2. Views are overrated; it's light that counts. I have an apartment in Miami's South Beach, and I get tired of looking at the ocean. Even that view gets old after a while. Sunlight streaming into a room—it never gets old.  

3. Overmatching is always a major faux pas.  

4. Architecture only does part of the work. How you fill the space matters just as much, sometimes more. I designed a beach house with a continuous living/dining area, but it had to have a table in the middle to give it a visual rhythm. Every room has a foreground and a background. But you also need a middle ground—like that table—to go between.  

5. Sisal is an easy solution to a bare floor. It's inexpensive, simple, and doesn't make a big statement. Plus, its acoustic properties help quiet the room.  

6. Playfulness has universal appeal. A French poet once wrote me and said, "Damn you! I'm a curmudgeon and I get up very slowly in the morning; I have to have coffee before I'll speak. But when I turn on your kettle and the rooster crows, it makes me smile. Damn you!"
 

7. It's more important to make yourself happy than to be like your neighbor.  

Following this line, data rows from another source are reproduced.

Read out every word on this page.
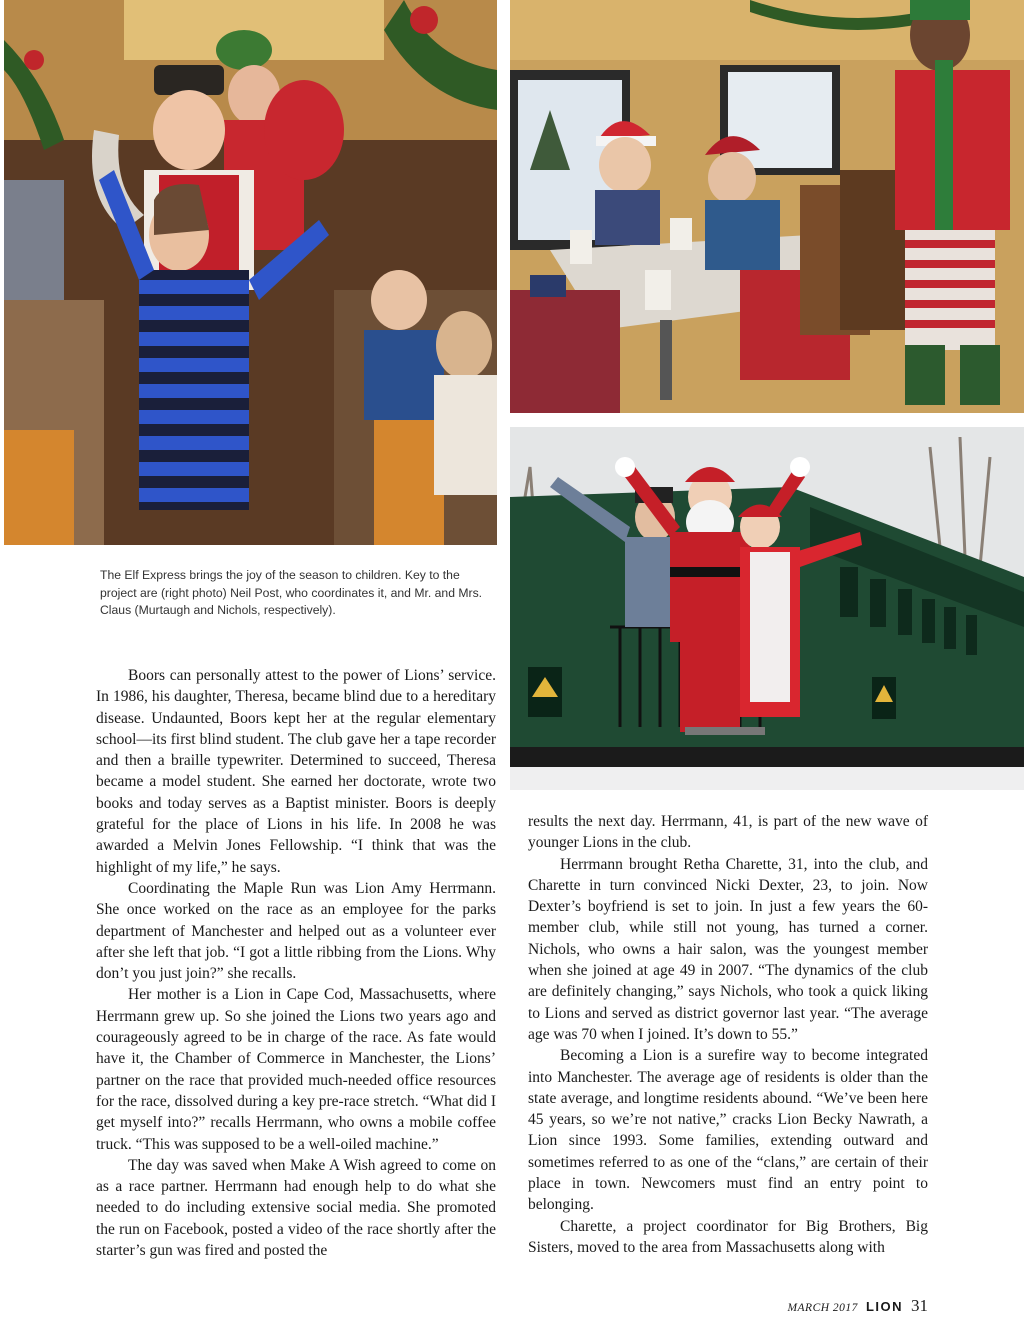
The Elf Express brings the joy of the season to children. Key to the project are (right photo) Neil Post, who coordinates it, and Mr. and Mrs. Claus (Murtaugh and Nichols, respectively).

Boors can personally attest to the power of Lions’ service. In 1986, his daughter, Theresa, became blind due to a hereditary disease. Undaunted, Boors kept her at the regular elementary school—its first blind student. The club gave her a tape recorder and then a braille typewriter. Determined to succeed, Theresa became a model student. She earned her doctorate, wrote two books and today serves as a Baptist minister. Boors is deeply grateful for the place of Lions in his life. In 2008 he was awarded a Melvin Jones Fellowship. “I think that was the highlight of my life,” he says.

Coordinating the Maple Run was Lion Amy Herrmann. She once worked on the race as an employee for the parks department of Manchester and helped out as a volunteer ever after she left that job. “I got a little ribbing from the Lions. Why don’t you just join?” she recalls.

Her mother is a Lion in Cape Cod, Massachusetts, where Herrmann grew up. So she joined the Lions two years ago and courageously agreed to be in charge of the race. As fate would have it, the Chamber of Commerce in Manchester, the Lions’ partner on the race that provided much-needed office resources for the race, dissolved during a key pre-race stretch. “What did I get myself into?” recalls Herrmann, who owns a mobile coffee truck. “This was supposed to be a well-oiled machine.”

The day was saved when Make A Wish agreed to come on as a race partner. Herrmann had enough help to do what she needed to do including extensive social media. She promoted the run on Facebook, posted a video of the race shortly after the starter’s gun was fired and posted the

results the next day. Herrmann, 41, is part of the new wave of younger Lions in the club.

Herrmann brought Retha Charette, 31, into the club, and Charette in turn convinced Nicki Dexter, 23, to join. Now Dexter’s boyfriend is set to join. In just a few years the 60-member club, while still not young, has turned a corner. Nichols, who owns a hair salon, was the youngest member when she joined at age 49 in 2007. “The dynamics of the club are definitely changing,” says Nichols, who took a quick liking to Lions and served as district governor last year. “The average age was 70 when I joined. It’s down to 55.”

Becoming a Lion is a surefire way to become integrated into Manchester. The average age of residents is older than the state average, and longtime residents abound. “We’ve been here 45 years, so we’re not native,” cracks Lion Becky Nawrath, a Lion since 1993. Some families, extending outward and sometimes referred to as one of the “clans,” are certain of their place in town. Newcomers must find an entry point to belonging.

Charette, a project coordinator for Big Brothers, Big Sisters, moved to the area from Massachusetts along with

MARCH 2017 LION 31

8. Well-chosen paint conveys richness without costing a lot. I saw a room in Sweden that was painted not just terra-cotta red, but high-gloss terra-cotta red. The way the light reflected off it and was absorbed by it was so extraordinary; you could just lick it like a Popsicle.  

9. How you arrange furniture affects interaction. The purpose is to allow communication, and if I'm talking to someone, I really need to be able to see them. Face-to-face is terribly important: I want to know whether a person is finding what I'm saying too strident or too passionate. Think about the conversations that a breakfast table has heard—happy, sad, argumentative. It's the neutral partner.  

10. Good design should be available to everyone—and I do mean everyone. What I spent on the wheelchair I'm in could buy a small Mercedes. It's not only unfair to me; it's unfair to someone who's indigent but has the same needs. My goal is to make all objects affordable.